The only reference to password protection in this post is to Brown's online e-mail account. This suggests that there wasn't an individual password protected user account on the computer for Brown, i.e. anyone who used the computer probably did so using the same account.
If that was indeed the case then the locked footlocker analogy is inaccurate. This sounds more like a situation where you keep documents in a safe deposit box at the bank but there are copies in the glove compartment of your friends car. (Whether or not you know that those copies exist is another story).

Keep up the good work.

Susan Brenner said...

Thanks for the clarification . . . I wondered if my locked footlocker analogy went too far.

I did pick up on the fact that, unlike the computer in Trulock v. Freeh, this one did not have password protected files, just the email files. Would EnCase let an examiner read regular password protected files (too)?

Unknown said...

The short answer to your question is yes, EnCase and the other computer forensic packages would allow an examiner to read password protected files.

If you would like the long answer let me know :-)

Susan Brenner said...

Thanks for the short answer . . . I don't know if we need the long one here.

But, if this is true, doesn't it mean that the holding in Trulock v. Freeh -- that by password-protecting one's files you achive a 4th Amendment expectation of privacy in them -- can be overriden with the use of EnCase or similar programs? If that is true, then how could one ever achieve a solid 4th Amendment expectation of privacy in files?

That's a bit of a ramble. I think I should do a post on this (any thoughts on the topic welcome). It seems to me maybe we have a Kyllo issue here.

Thanks again.

Unknown said...

I think that the expectation of privacy in password protected files still holds.

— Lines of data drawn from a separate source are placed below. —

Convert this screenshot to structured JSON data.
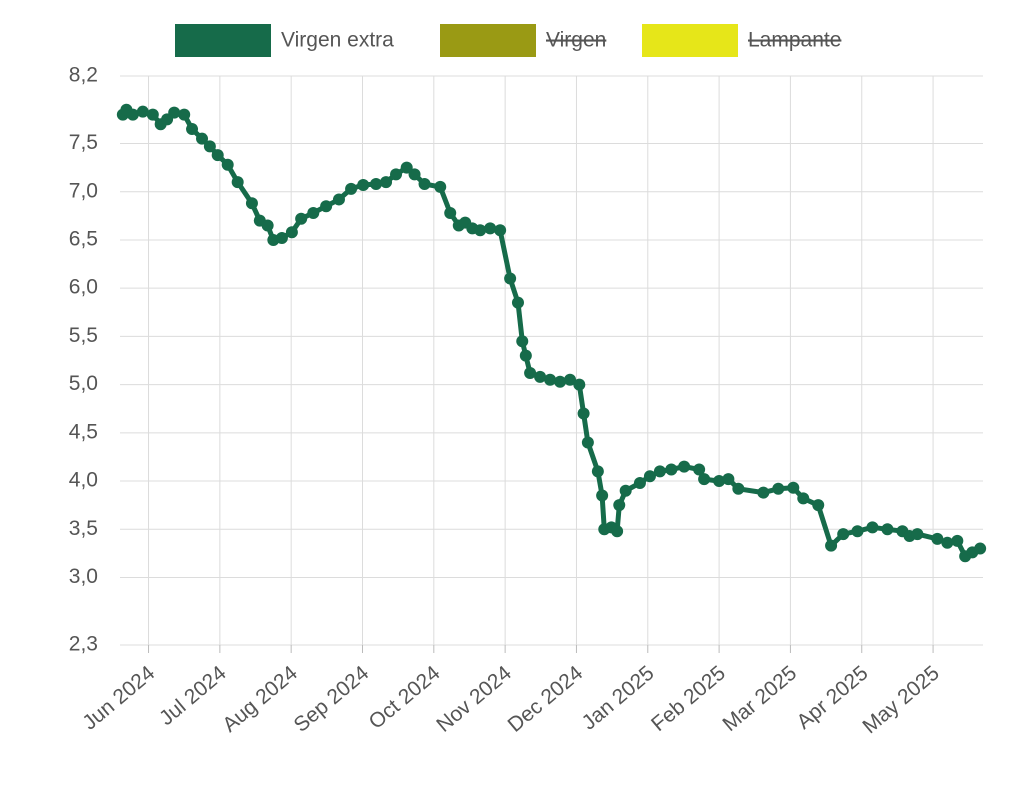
{
  "chart_data": {
    "type": "line",
    "x": [
      -0.36,
      -0.31,
      -0.22,
      -0.08,
      0.06,
      0.17,
      0.26,
      0.36,
      0.5,
      0.61,
      0.75,
      0.86,
      0.97,
      1.11,
      1.25,
      1.45,
      1.56,
      1.67,
      1.75,
      1.87,
      2.01,
      2.14,
      2.31,
      2.49,
      2.67,
      2.84,
      3.01,
      3.19,
      3.33,
      3.47,
      3.62,
      3.73,
      3.87,
      4.09,
      4.23,
      4.35,
      4.44,
      4.54,
      4.65,
      4.79,
      4.93,
      5.07,
      5.18,
      5.24,
      5.29,
      5.35,
      5.49,
      5.63,
      5.77,
      5.91,
      6.04,
      6.1,
      6.16,
      6.3,
      6.36,
      6.39,
      6.49,
      6.57,
      6.6,
      6.69,
      6.89,
      7.03,
      7.17,
      7.33,
      7.51,
      7.72,
      7.79,
      8.0,
      8.13,
      8.27,
      8.62,
      8.83,
      9.04,
      9.18,
      9.39,
      9.57,
      9.74,
      9.94,
      10.15,
      10.36,
      10.57,
      10.67,
      10.78,
      11.06,
      11.2,
      11.34,
      11.45,
      11.55,
      11.66
    ],
    "series": [
      {
        "name": "Virgen extra",
        "color": "#166b4a",
        "values": [
          7.8,
          7.85,
          7.8,
          7.83,
          7.8,
          7.7,
          7.75,
          7.82,
          7.8,
          7.65,
          7.55,
          7.47,
          7.38,
          7.28,
          7.1,
          6.88,
          6.7,
          6.65,
          6.5,
          6.52,
          6.58,
          6.72,
          6.78,
          6.85,
          6.92,
          7.03,
          7.07,
          7.08,
          7.1,
          7.18,
          7.25,
          7.18,
          7.08,
          7.05,
          6.78,
          6.65,
          6.68,
          6.62,
          6.6,
          6.62,
          6.6,
          6.1,
          5.85,
          5.45,
          5.3,
          5.12,
          5.08,
          5.05,
          5.03,
          5.05,
          5.0,
          4.7,
          4.4,
          4.1,
          3.85,
          3.5,
          3.52,
          3.48,
          3.75,
          3.9,
          3.98,
          4.05,
          4.1,
          4.12,
          4.15,
          4.12,
          4.02,
          4.0,
          4.02,
          3.92,
          3.88,
          3.92,
          3.93,
          3.82,
          3.75,
          3.33,
          3.45,
          3.48,
          3.52,
          3.5,
          3.48,
          3.43,
          3.45,
          3.4,
          3.36,
          3.38,
          3.22,
          3.26,
          3.3
        ]
      },
      {
        "name": "Virgen",
        "color": "#9a9a14",
        "hidden": true
      },
      {
        "name": "Lampante",
        "color": "#e6e619",
        "hidden": true
      }
    ],
    "xlim": [
      -0.4,
      11.7
    ],
    "xticks": [
      {
        "value": 0,
        "label": "Jun 2024"
      },
      {
        "value": 1,
        "label": "Jul 2024"
      },
      {
        "value": 2,
        "label": "Aug 2024"
      },
      {
        "value": 3,
        "label": "Sep 2024"
      },
      {
        "value": 4,
        "label": "Oct 2024"
      },
      {
        "value": 5,
        "label": "Nov 2024"
      },
      {
        "value": 6,
        "label": "Dec 2024"
      },
      {
        "value": 7,
        "label": "Jan 2025"
      },
      {
        "value": 8,
        "label": "Feb 2025"
      },
      {
        "value": 9,
        "label": "Mar 2025"
      },
      {
        "value": 10,
        "label": "Apr 2025"
      },
      {
        "value": 11,
        "label": "May 2025"
      }
    ],
    "ylim": [
      2.3,
      8.2
    ],
    "yticks": [
      {
        "value": 2.3,
        "label": "2,3"
      },
      {
        "value": 3.0,
        "label": "3,0"
      },
      {
        "value": 3.5,
        "label": "3,5"
      },
      {
        "value": 4.0,
        "label": "4,0"
      },
      {
        "value": 4.5,
        "label": "4,5"
      },
      {
        "value": 5.0,
        "label": "5,0"
      },
      {
        "value": 5.5,
        "label": "5,5"
      },
      {
        "value": 6.0,
        "label": "6,0"
      },
      {
        "value": 6.5,
        "label": "6,5"
      },
      {
        "value": 7.0,
        "label": "7,0"
      },
      {
        "value": 7.5,
        "label": "7,5"
      },
      {
        "value": 8.2,
        "label": "8,2"
      }
    ],
    "grid": true,
    "legend": "top"
  }
}
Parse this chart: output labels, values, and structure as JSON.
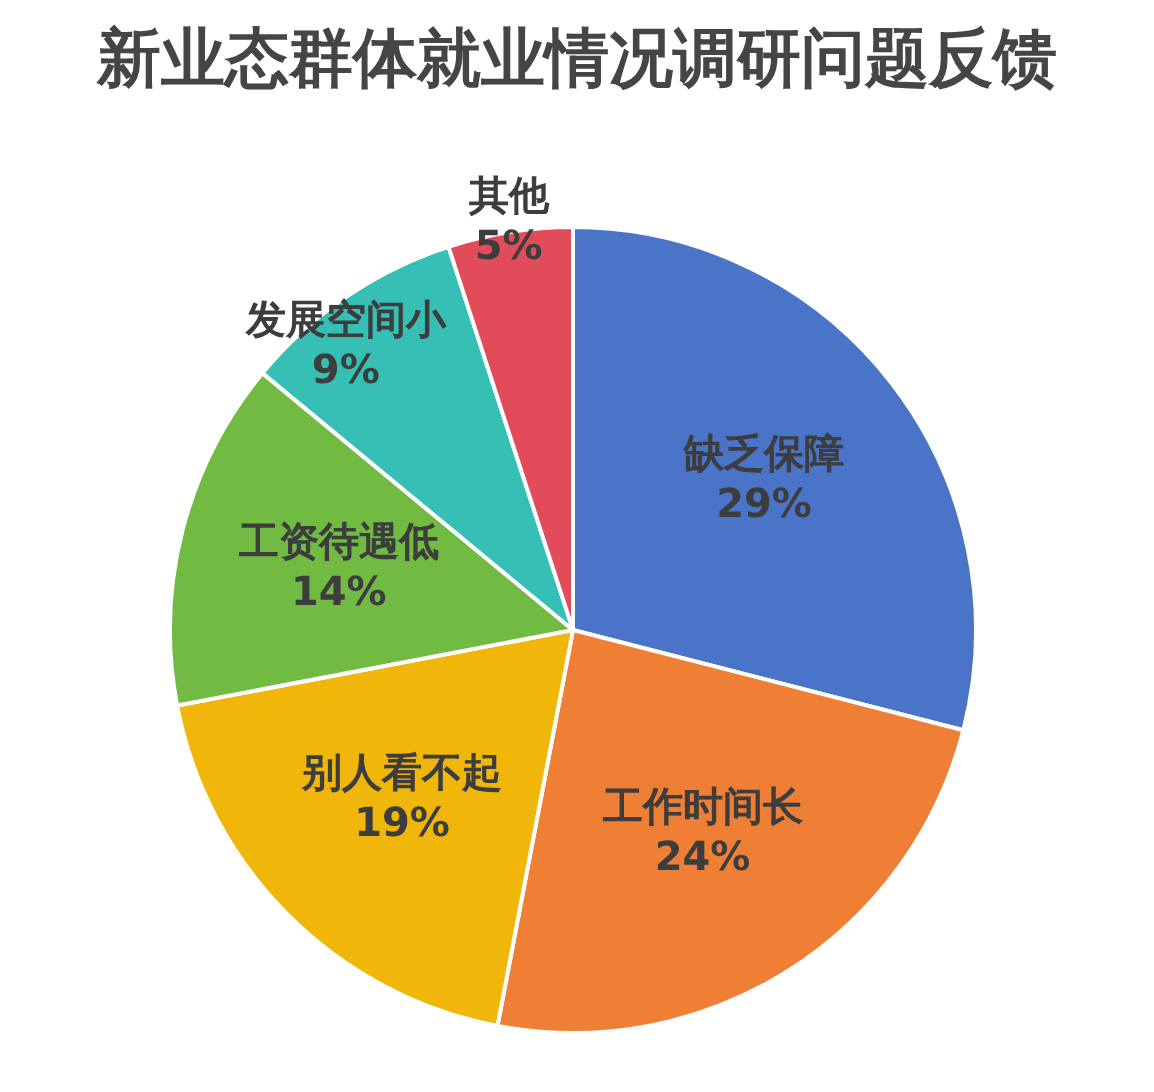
{
  "chart_data": {
    "type": "pie",
    "title": "新业态群体就业情况调研问题反馈",
    "categories": [
      "缺乏保障",
      "工作时间长",
      "别人看不起",
      "工资待遇低",
      "发展空间小",
      "其他"
    ],
    "values": [
      29,
      24,
      19,
      14,
      9,
      5
    ],
    "value_labels": [
      "29%",
      "24%",
      "19%",
      "14%",
      "9%",
      "5%"
    ],
    "colors": [
      "#4a74c8",
      "#ee7f34",
      "#f0b70a",
      "#72bb43",
      "#35bfb5",
      "#e24b5a"
    ]
  }
}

The following brief lays out the argument supporting an expectation of privacy in password protected files in the context of the Andrus case:

From a technical perspective I have only one unresolved question keeping me from completely agreeing with the arguments made in the brief and that is that Windows account passwords don't typically prevent someone from gaining access to the contents of a hard drive. These passwords are an operating system level protection mechanism. If you were to use a different operating system then you would not encounter this lock and would have direct access to the contents of the drive. To take the footlocker analogy it's as if there is a hidden panel through which the contents could be accessed. Again, I only raise this issue with my technical hat on and I doubt that it would have much impact on a court concluding that the user, not knowing that the hidden panel exists, does have an expectation of privacy in their password protected files.

It appears as though the decision in the Andrus case could have gone the other way if facts had been presented to "demonstrate a high incidence of password protection among home computer users."

It's all very interesting and I'm sure we haven't heard the last of it.